The February 12 op-ed co-authored by Justin Owen of the Koch-tied Beacon Center and anti-union UAW member Terry Bowman misleadingly accused unions of threatening jobs and economic opportunity in the state and claimed workers could have an equal voice in plant decisions without a union:
When all is said and done, the UAW is a hyper-political organization with perspectives and policies contrary to those of many of the workers it claims to represent. The union has a history of using workers' dues to influence elections at all levels of government. Those policies have failed in Detroit and do not fit in a state like Tennessee that is trying to create automotive jobs and economic opportunity. And while many of Tennessee's auto workers have already expressed their opposition to the UAW, the battle is far from over.
Workers should absolutely have the opportunity to freely associate with each other and explore with their respective employers ways to improve their workplace and the quality of the products they produce. At the same time, Volkswagen can allow this to happen by using current, nonunion workers, instead of insisting that only a UAW-represented plant can enter into a works council agreement.
The anti-union reaction from Owen is no surprise as his organization, the Beacon Center of Tennessee, is a registered member of the State Policy Network (SPN). According to a report by the Center for Media and Democracy, the SPN and its member organizations "are major drivers of the right-wing" agenda:
Although many of SPN's member organizations claim to be nonpartisan and independent, our in-depth investigation reveals that SPN and its member think tanks are major drivers of the right-wing, ALEC-backed agenda in state houses nationwide, with deep ties to the Koch brothers and the national right-wing network of funders, all while reporting little or no lobbying activities.
Owen's co-author, Terry Bowman, is a UAW member and founder of the Union Conservatives, a group dedicated to advancing right-to-work laws that weaken unions.
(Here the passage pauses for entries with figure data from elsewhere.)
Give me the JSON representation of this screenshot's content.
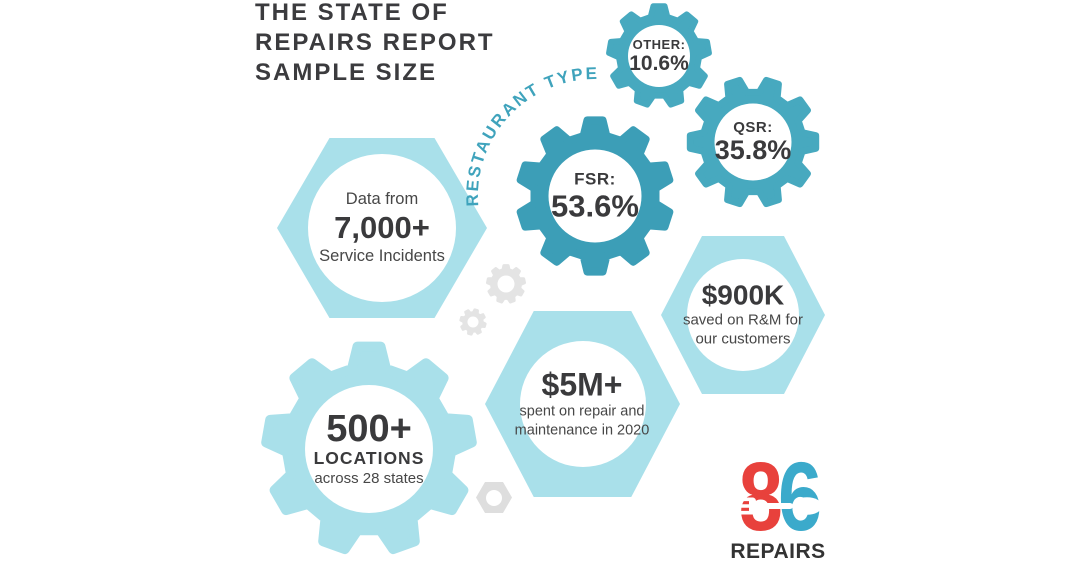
{
  "title": {
    "lines": [
      "THE STATE OF",
      "REPAIRS REPORT",
      "SAMPLE SIZE"
    ]
  },
  "restaurant_type_label": "RESTAURANT TYPE",
  "gears": {
    "fsr": {
      "label": "FSR:",
      "value": "53.6%"
    },
    "qsr": {
      "label": "QSR:",
      "value": "35.8%"
    },
    "other": {
      "label": "OTHER:",
      "value": "10.6%"
    }
  },
  "hexagons": {
    "incidents": {
      "line1": "Data from",
      "value": "7,000+",
      "line2": "Service Incidents"
    },
    "savings": {
      "value": "$900K",
      "line1": "saved on R&M for",
      "line2": "our customers"
    },
    "spend": {
      "value": "$5M+",
      "line1": "spent on repair and",
      "line2": "maintenance in 2020"
    }
  },
  "locations_gear": {
    "value": "500+",
    "label": "LOCATIONS",
    "sub": "across 28 states"
  },
  "logo": {
    "digit1": "8",
    "digit2": "6",
    "name": "REPAIRS"
  },
  "colors": {
    "teal": "#47a9bf",
    "teal_dark": "#3c9eb7",
    "light_blue": "#a9e0ea",
    "decor_gray": "#e4e4e4",
    "nut_gray": "#dedede",
    "dark_text": "#3a3a3c",
    "body_text": "#474747",
    "logo_red": "#e8413c",
    "logo_blue": "#3baacb"
  },
  "chart_data": {
    "type": "pie",
    "title": "Restaurant Type",
    "categories": [
      "FSR",
      "QSR",
      "Other"
    ],
    "values": [
      53.6,
      35.8,
      10.6
    ],
    "unit": "%"
  }
}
As a due-paying member, Bowman is often relied upon by conservative media outlets to fabricate union member dissatisfaction.
Despite Bowman and Owen's claims, without a union, the workers have no guarantee their input will be considered and no mechanism to hold management accountable if they seek change. With Chattanooga the only Volkswagen plant in the U.S. lacking a union, the German company has seen the benefits organization has brought to other plants, and is in support of the UAW movement in Tennessee.
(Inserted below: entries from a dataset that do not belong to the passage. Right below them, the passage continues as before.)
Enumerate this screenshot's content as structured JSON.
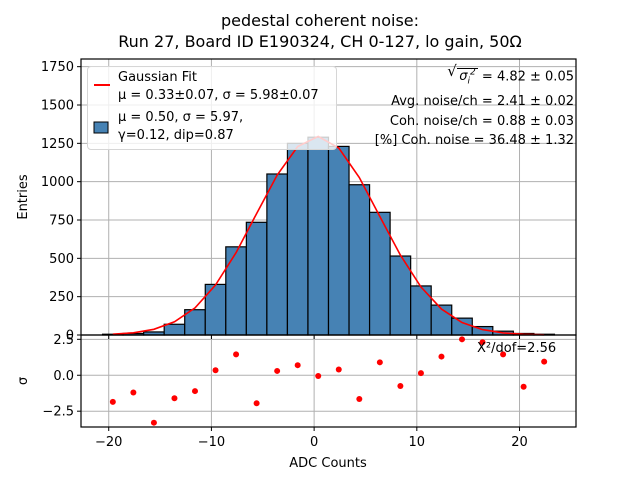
{
  "title": {
    "line1": "pedestal coherent noise:",
    "line2": "Run 27, Board ID E190324, CH 0-127, lo gain, 50Ω"
  },
  "legend": {
    "fit_label": "Gaussian Fit",
    "fit_params": "μ = 0.33±0.07, σ = 5.98±0.07",
    "hist_params_1": "μ = 0.50, σ = 5.97,",
    "hist_params_2": "γ=0.12, dip=0.87"
  },
  "stats": {
    "sigma_sq_value": " = 4.82 ± 0.05",
    "avg_noise": "Avg. noise/ch = 2.41 ± 0.02",
    "coh_noise": "Coh. noise/ch = 0.88 ± 0.03",
    "coh_pct": "[%] Coh. noise = 36.48  ± 1.32"
  },
  "chi2_label": "X²/dof=2.56",
  "colors": {
    "bar_fill": "#4682b4",
    "bar_edge": "#000000",
    "fit_line": "#ff0000",
    "residual_points": "#ff0000",
    "grid": "#b0b0b0"
  },
  "chart_data": [
    {
      "type": "bar",
      "title": "pedestal coherent noise: Run 27, Board ID E190324, CH 0-127, lo gain, 50Ω",
      "xlabel": "",
      "ylabel": "Entries",
      "xlim": [
        -22.7,
        25.5
      ],
      "ylim": [
        0,
        1800
      ],
      "yticks": [
        0,
        250,
        500,
        750,
        1000,
        1250,
        1500,
        1750
      ],
      "ytick_labels": [
        "0",
        "250",
        "500",
        "750",
        "1000",
        "1250",
        "1500",
        "1750"
      ],
      "xticks": [
        -20,
        -10,
        0,
        10,
        20
      ],
      "grid": true,
      "bin_width": 2,
      "bin_centers": [
        -19.6,
        -17.6,
        -15.6,
        -13.6,
        -11.6,
        -9.6,
        -7.6,
        -5.6,
        -3.6,
        -1.6,
        0.4,
        2.4,
        4.4,
        6.4,
        8.4,
        10.4,
        12.4,
        14.4,
        16.4,
        18.4,
        20.4,
        22.4
      ],
      "values": [
        5,
        10,
        20,
        70,
        165,
        330,
        575,
        735,
        1050,
        1250,
        1290,
        1230,
        980,
        800,
        515,
        320,
        195,
        110,
        55,
        25,
        10,
        5
      ],
      "fit": {
        "name": "Gaussian Fit",
        "mu": 0.33,
        "sigma": 5.98,
        "amplitude": 1295
      },
      "legend": [
        "Gaussian Fit",
        "μ = 0.50, σ = 5.97, γ=0.12, dip=0.87"
      ],
      "legend_position": "top-left"
    },
    {
      "type": "scatter",
      "xlabel": "ADC Counts",
      "ylabel": "σ",
      "xlim": [
        -22.7,
        25.5
      ],
      "ylim": [
        -3.6,
        2.8
      ],
      "yticks": [
        -2.5,
        0.0,
        2.5
      ],
      "ytick_labels": [
        "−2.5",
        "0.0",
        "2.5"
      ],
      "xticks": [
        -20,
        -10,
        0,
        10,
        20
      ],
      "xtick_labels": [
        "−20",
        "−10",
        "0",
        "10",
        "20"
      ],
      "grid": true,
      "x": [
        -19.6,
        -17.6,
        -15.6,
        -13.6,
        -11.6,
        -9.6,
        -7.6,
        -5.6,
        -3.6,
        -1.6,
        0.4,
        2.4,
        4.4,
        6.4,
        8.4,
        10.4,
        12.4,
        14.4,
        16.4,
        18.4,
        20.4,
        22.4
      ],
      "y": [
        -1.85,
        -1.2,
        -3.3,
        -1.6,
        -1.1,
        0.35,
        1.45,
        -1.95,
        0.3,
        0.7,
        -0.05,
        0.4,
        -1.65,
        0.9,
        -0.75,
        0.15,
        1.3,
        2.5,
        2.3,
        1.45,
        -0.8,
        0.95
      ],
      "annotation": "X²/dof=2.56"
    }
  ]
}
Volkswagen backs the organization effort because it makes economic sense, as shown by their other unionized plants. As The Washington Post noted, Volkswagen understands "how having a union can boost productivity and allow it greater flexibility in adjusting to downturns." And as Harley Shaiken, a professor at UC Berkley, explained, giving workers a voice in their plants has already been good for business -- Volkswagen has led all major automakers in raising shareholder value over the last three years and was "virtually tied for second place in global auto production in 2012."
Furthermore, other unions in Tennessee haven't hurt the state's competitiveness or business climate. As Shaiken explained, a nearby, unionized General Motors plant in Spring Hill, Tennessee, just announced an investment of $350 million that will support 2,000 jobs. In addition, unions around the country have repeatedly been shown to boost productivity and allow greater flexibility during economic downturns, restoring demand to the economy by raising wages which enables more hiring and decreases inequality. UAW affiliated workers, such as those at Ford Motor Co.'s, also saw an extra $8,800 last year, after the company had record profits in North America of $8.8 billion.
The effort to organize the Tennessee Volkswagen plant will not only benefit the company and the state -- the individual worker should see personal benefits increase. According to the Bureau of Labor Statistics, in 2013 unionized workers had median usual weekly earnings of $950, compared to $750 for their non-unionized counterparts. And the Economic Policy Institute found that unionized workers are 53.9 percent more likely than non-unionized workers to have employer-provided pensions. Others have pointed out that "unions restore demand" to the economy by raising wages and "putting more purchasing power to work."